‑Es posible que ni siquiera exista Dios ‑replicó Raskolnikov hasta con inquina; luego se echó a reir y la miró.
Al oír aquellas palabras el rostro de Sonia se contrajo, demudado. Miró a Raskólnikov con inefable reproche, estuvo a punto de decir algo; pero antes de poder pronunciar una sola palabra prorrumpió en amargos sollozos ocultando el rostro entre las manos
‑Usted dice que Catalina Ivanovna está perdiendo el juicio, pero eso es lo que le ocurre a usted ‑dijo Raskolnikov tras un breve silencio.
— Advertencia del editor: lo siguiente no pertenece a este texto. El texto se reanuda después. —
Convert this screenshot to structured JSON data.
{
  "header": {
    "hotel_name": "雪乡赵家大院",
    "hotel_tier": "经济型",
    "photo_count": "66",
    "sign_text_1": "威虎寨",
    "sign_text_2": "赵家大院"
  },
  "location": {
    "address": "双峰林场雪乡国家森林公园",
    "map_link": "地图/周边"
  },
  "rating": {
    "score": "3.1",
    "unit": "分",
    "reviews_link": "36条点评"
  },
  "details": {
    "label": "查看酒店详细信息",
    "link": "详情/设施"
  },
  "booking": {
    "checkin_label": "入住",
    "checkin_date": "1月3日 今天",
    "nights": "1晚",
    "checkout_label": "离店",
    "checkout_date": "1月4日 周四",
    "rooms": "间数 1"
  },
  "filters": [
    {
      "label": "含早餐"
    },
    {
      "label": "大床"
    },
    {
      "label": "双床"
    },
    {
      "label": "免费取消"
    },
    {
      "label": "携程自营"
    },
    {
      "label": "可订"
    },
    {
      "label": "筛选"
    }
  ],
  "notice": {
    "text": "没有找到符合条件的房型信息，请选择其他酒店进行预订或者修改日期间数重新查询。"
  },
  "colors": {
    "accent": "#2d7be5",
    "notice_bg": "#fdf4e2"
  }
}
Transcurrieron cinco minutos. Raskólnikov continuaba su ir y venir, callado y sin mirar a la muchacha. Por fin se acercó a ella con los ojos fulgurantes, le puso las manos sobre los hombros y clavó su mirada en su rostro, bañado por las lágrimas, una mirada hosca, febril y punzante; le temblaban los labios. Súbitamente se inclinó y postrándose en el suelo, le besó el pie. Espantada, Sonia se apartó de él como si se tratara de un loco. Y, en efecto tenía todo el aspecto de un loco.
‑¿Qué hace?¿Qué hace usted? ¡Arrodillándose delante de mí! ‑balbuceó muy pálida y con el corazón oprimido
Él se incorporó al instante
‑No me he arrodillado delante de tí, sino delante de todo el sufrimiento humano ‑Declaró con arrebato y se apartó hacia una ventana.
Fiódor Dostoievski. Crimen y Castigo.